Близилась полночь. Росская рать скрытно подбиралась к Лысой горе. Узкий, но не глубокий яр разделял проклятую гору на два отрога. Волховной городок находился на южном, отделённом от Змеевицы другим яром, по которому текла к Почайне речка Серховица. Один вал со рвом и частоколом преграждал путь между вершинами двух яров. Второй отгораживал над самой кручей, обращённой к Оболони, детинец, где творились обряды столь тайные, что немногие ведьмы и ведуны допускались до них. Между двумя валами поднимался высокий холм, увенчанный вонзавшимся в ночное небо идолом Чернобога.
Сигвульф повёл конную дружину назад на Подол, а затем вверх по долине Глубочицы, между Хорсовицей и Змеевицей, укрываясь от глаз сборища на Лысой горе. Тем временем пешая рать, стараясь не шуметь, начала взбираться по яру между отрогами. Вместе с конными отправилась Милана, с пешцами — Вышата и обе жрицы Лады. Все четверо старательно отводили взгляд и слух собравшимся на горе, хотя Вышата чувствовал, что это мало поможет. Он давно догадывался, что царя заманивают в ловушку, и не скрыл этого от Ардагаста.
По небу среди неподвижных звёзд всё чаще проносились словно бы другие, летучие звёзды — и падали все на южный отрог Лысой горы. Но лишь волхвы и те, кто от природы имел сильное духовное зрение, видели, что это летят ведьмы — голые, с развевающимися волосами, верхом на помелах, ухватах, кочергах. Иные летели вчетвером-впятером, ухватившись за колдуна — своего наставника и повелителя. Иные — усевшись на кусок липовой коры, иные — оборотившись сороками. Обгоняя их, неслись на нетопырьих крыльях черти — косматые, остроголовые.
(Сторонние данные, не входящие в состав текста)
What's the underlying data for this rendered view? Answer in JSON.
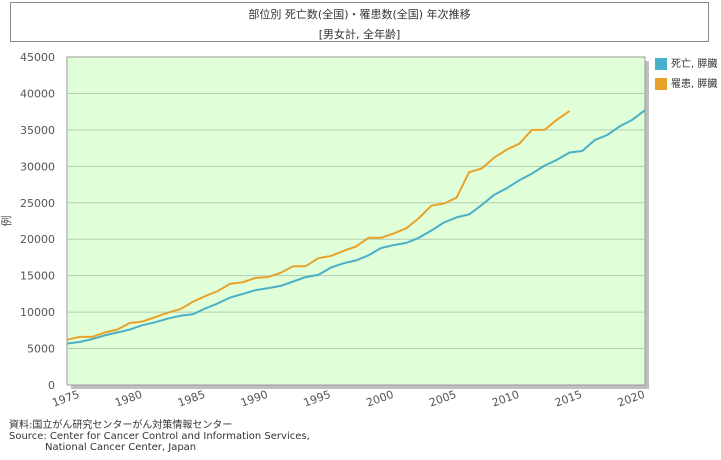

Даже и не видя ведьм с чертями, воины Ардагаста знали, на кого идут. Но крепко надеялись на самих себя, на своё оружие и на чары Велесова жреца и своих волхвов. Увереннее всех, не считая русальцев, чувствовали себя оболоицы. Живя рядом с ведовской твердыней, они хорошо знали, как оборониться от её завсегдатаев. Одни вооружились осиновыми колами, другие — палками о трёх дырках, третьи — тележными осями. И обереги у всех были свои, испытанные.
С людьми шли трое крупных серых псов-ярчуков. Их мощные челюсти, не уступавшие волчьим, были страшны для ведьм, на которых обычные собаки не то, что броситься — залаять редко смели. Эти псы, и матери их, и бабки были первенцами у своих матерей. Растили ярчуков в яме, накрытой заговорённой бороной, чтобы ни одна ведьма не добралась. Серячок, который легко мог подружиться с любой собакой или проучить её, к ярчукам относился уважительно, словно к самым сильным волкам.
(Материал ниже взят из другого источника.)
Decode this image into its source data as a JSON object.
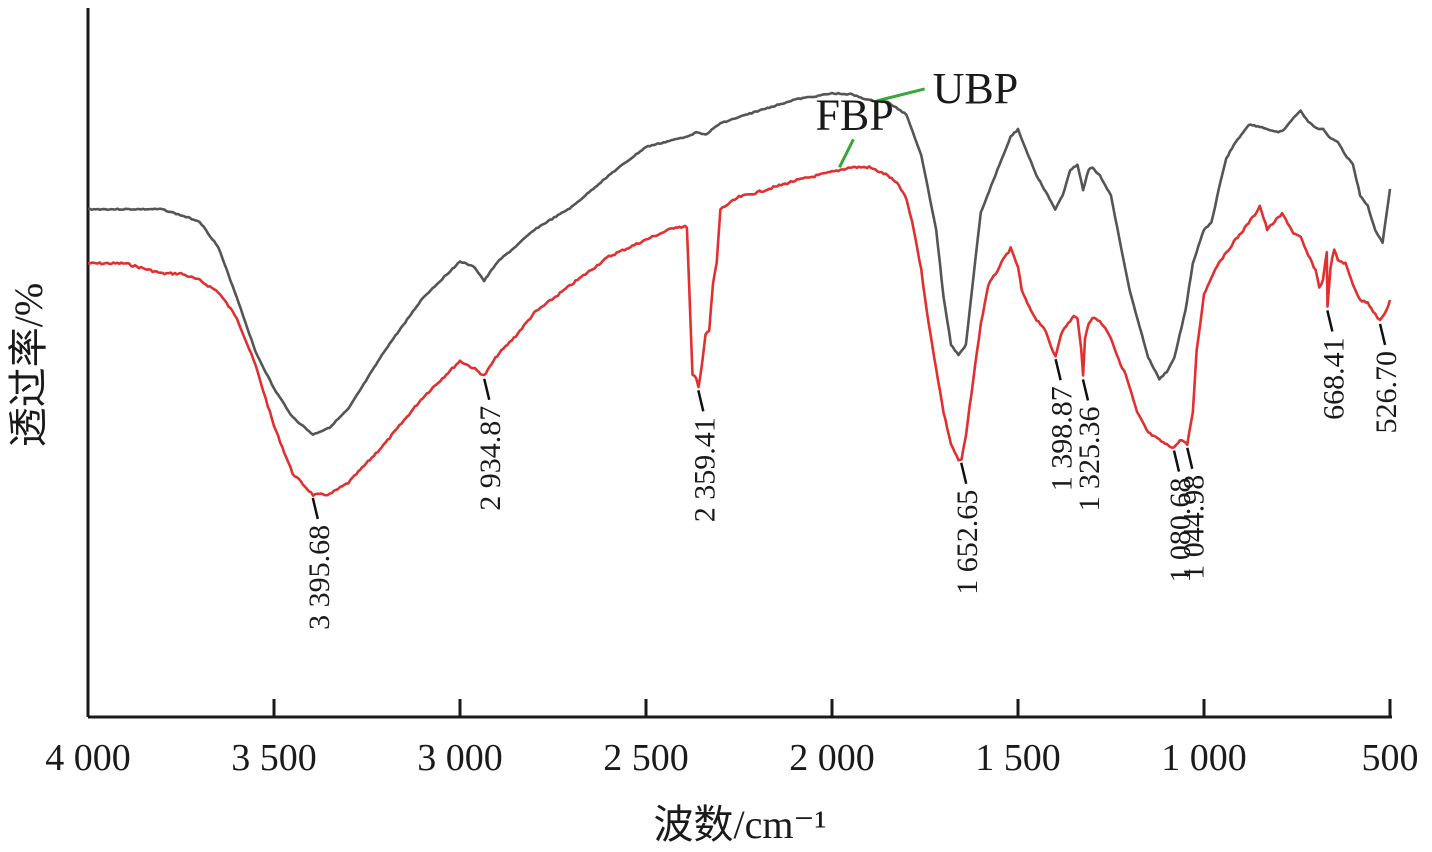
{
  "chart_data": {
    "type": "line",
    "xlabel": "波数/cm⁻¹",
    "ylabel": "透过率/%",
    "xlim": [
      4000,
      500
    ],
    "x_reversed": true,
    "x_ticks": [
      4000,
      3500,
      3000,
      2500,
      2000,
      1500,
      1000,
      500
    ],
    "x_tick_labels": [
      "4 000",
      "3 500",
      "3 000",
      "2 500",
      "2 000",
      "1 500",
      "1 000",
      "500"
    ],
    "ylim": [
      0,
      100
    ],
    "y_ticks_shown": false,
    "grid": false,
    "legend": "inline labels",
    "colors": {
      "UBP": "#555555",
      "FBP": "#e03030",
      "leader": "#3aa63a"
    },
    "series": [
      {
        "name": "UBP",
        "x": [
          4000,
          3900,
          3800,
          3700,
          3650,
          3600,
          3550,
          3500,
          3450,
          3395,
          3350,
          3300,
          3200,
          3100,
          3000,
          2960,
          2935,
          2900,
          2850,
          2800,
          2700,
          2600,
          2500,
          2400,
          2380,
          2360,
          2340,
          2300,
          2200,
          2100,
          2000,
          1950,
          1900,
          1850,
          1800,
          1760,
          1720,
          1700,
          1680,
          1660,
          1640,
          1620,
          1600,
          1550,
          1520,
          1500,
          1480,
          1450,
          1420,
          1400,
          1380,
          1360,
          1340,
          1325,
          1310,
          1300,
          1280,
          1250,
          1200,
          1150,
          1120,
          1100,
          1080,
          1050,
          1030,
          1000,
          980,
          960,
          940,
          920,
          900,
          880,
          850,
          800,
          780,
          760,
          740,
          720,
          700,
          680,
          660,
          640,
          620,
          600,
          580,
          560,
          540,
          520,
          500
        ],
        "y": [
          75.0,
          75.0,
          75.0,
          73.2,
          69.4,
          62.0,
          54.0,
          48.5,
          44.3,
          41.7,
          42.8,
          45.5,
          54.3,
          61.9,
          67.3,
          66.4,
          64.4,
          67.2,
          69.5,
          72.0,
          75.3,
          80.0,
          84.2,
          85.6,
          86.0,
          86.4,
          86.0,
          87.7,
          89.5,
          91.2,
          92.1,
          92.0,
          91.1,
          90.8,
          89.0,
          83.0,
          72.0,
          62.0,
          55.0,
          53.4,
          55.0,
          65.0,
          74.5,
          81.6,
          85.7,
          86.8,
          84.0,
          80.0,
          77.0,
          75.0,
          77.0,
          80.8,
          81.5,
          77.9,
          80.9,
          81.1,
          80.0,
          77.0,
          63.0,
          53.1,
          49.9,
          51.0,
          53.0,
          60.0,
          67.0,
          72.0,
          73.0,
          78.0,
          82.5,
          84.5,
          86.0,
          87.5,
          87.2,
          86.3,
          87.0,
          88.5,
          89.5,
          88.0,
          87.0,
          86.8,
          85.5,
          85.0,
          83.0,
          81.7,
          77.0,
          75.5,
          72.0,
          70.0,
          78.0
        ]
      },
      {
        "name": "FBP",
        "x": [
          4000,
          3900,
          3800,
          3750,
          3700,
          3650,
          3600,
          3550,
          3500,
          3450,
          3395,
          3350,
          3300,
          3200,
          3100,
          3000,
          2960,
          2935,
          2900,
          2850,
          2800,
          2700,
          2600,
          2500,
          2420,
          2390,
          2375,
          2365,
          2359,
          2350,
          2340,
          2330,
          2320,
          2310,
          2300,
          2250,
          2200,
          2100,
          2000,
          1950,
          1900,
          1850,
          1820,
          1800,
          1780,
          1760,
          1740,
          1720,
          1700,
          1680,
          1660,
          1652,
          1640,
          1620,
          1600,
          1580,
          1560,
          1540,
          1520,
          1500,
          1490,
          1470,
          1450,
          1430,
          1410,
          1399,
          1385,
          1370,
          1350,
          1340,
          1330,
          1325,
          1320,
          1310,
          1300,
          1280,
          1260,
          1250,
          1230,
          1210,
          1180,
          1150,
          1120,
          1100,
          1081,
          1070,
          1060,
          1045,
          1030,
          1020,
          1000,
          980,
          960,
          940,
          920,
          900,
          880,
          860,
          850,
          830,
          810,
          790,
          780,
          760,
          740,
          720,
          700,
          690,
          680,
          670,
          668,
          660,
          650,
          640,
          620,
          600,
          580,
          560,
          540,
          527,
          510,
          500
        ],
        "y": [
          67.0,
          67.0,
          65.5,
          65.5,
          64.5,
          62.8,
          59.0,
          52.0,
          43.0,
          36.0,
          32.8,
          32.9,
          34.6,
          40.5,
          47.2,
          52.6,
          51.4,
          50.4,
          53.4,
          56.3,
          59.7,
          63.9,
          68.0,
          70.5,
          72.4,
          72.4,
          50.5,
          50.0,
          48.7,
          52.0,
          56.5,
          57.0,
          64.0,
          67.0,
          75.0,
          76.8,
          77.5,
          79.2,
          80.5,
          81.2,
          81.2,
          80.0,
          78.5,
          76.5,
          72.0,
          66.0,
          58.0,
          51.5,
          45.0,
          40.3,
          37.9,
          38.0,
          41.5,
          50.0,
          58.0,
          63.8,
          65.5,
          67.5,
          69.2,
          66.5,
          63.0,
          60.5,
          58.7,
          57.5,
          54.5,
          53.3,
          56.5,
          57.8,
          59.2,
          58.8,
          54.5,
          50.3,
          55.8,
          58.2,
          59.0,
          58.5,
          57.0,
          56.0,
          52.8,
          50.5,
          45.0,
          42.0,
          40.9,
          40.2,
          39.8,
          40.5,
          41.0,
          40.2,
          45.0,
          54.0,
          62.4,
          65.0,
          67.2,
          68.5,
          70.2,
          71.5,
          73.0,
          74.5,
          75.5,
          72.0,
          73.2,
          74.3,
          73.5,
          71.5,
          70.8,
          68.2,
          66.0,
          63.5,
          64.5,
          68.8,
          60.5,
          66.4,
          69.0,
          67.5,
          67.0,
          64.0,
          61.5,
          61.3,
          59.5,
          58.5,
          60.0,
          61.6
        ]
      }
    ],
    "series_labels": [
      {
        "series": "UBP",
        "text": "UBP",
        "x": 1880,
        "y": 91.0
      },
      {
        "series": "FBP",
        "text": "FBP",
        "x": 1980,
        "y": 81.2
      }
    ],
    "annotations": [
      {
        "text": "3 395.68",
        "x": 3395.68,
        "y": 32.8
      },
      {
        "text": "2 934.87",
        "x": 2934.87,
        "y": 50.4
      },
      {
        "text": "2 359.41",
        "x": 2359.41,
        "y": 48.7
      },
      {
        "text": "1 652.65",
        "x": 1652.65,
        "y": 38.0
      },
      {
        "text": "1 398.87",
        "x": 1398.87,
        "y": 53.3
      },
      {
        "text": "1 325.36",
        "x": 1325.36,
        "y": 50.3
      },
      {
        "text": "1 080.68",
        "x": 1080.68,
        "y": 39.8
      },
      {
        "text": "1 044.98",
        "x": 1044.98,
        "y": 40.2
      },
      {
        "text": "668.41",
        "x": 668.41,
        "y": 60.5
      },
      {
        "text": "526.70",
        "x": 526.7,
        "y": 58.5
      }
    ]
  }
}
Чем ближе к полуночи, тем больше темнело небо. Вот уже не осталось на нём ни единой светлой точки. Поёживаясь, люди гадали: укрыли ведьмы всё небо тучами или украли с него месяц и звёзды, угнали Велесову скотину? Для бесовских дел помеха — даже бледный свет Небесного Пастуха и его стад. Ко всему ещё на гору и её окрестности опустился туман — густой, тёмный, непроглядный, собственную вытянутую руку не рассмотришь. Сбиться с пути воинам не давали лишь высокие стенки яров, журчащие и хлюпающие под ногами ручьи да ещё крепкая надежда на таинственное духовное зрение волхвов.
Пешцы столпились в верхней части яра, где стенки были более низкими и отлогими. Шёпотом передали приказ царя остановиться и ждать. Ожидали, когда звук рога известит о том, что конники Сигвульфа вышли к наружному валу городка. А слева и сверху сквозь колдовской мрак пробивался свет. Тянуло дымом. Слышались крики, гогот, завывания, стук посуды. Что творилось в бесовском городке? Не начался ли уже проклятый обряд?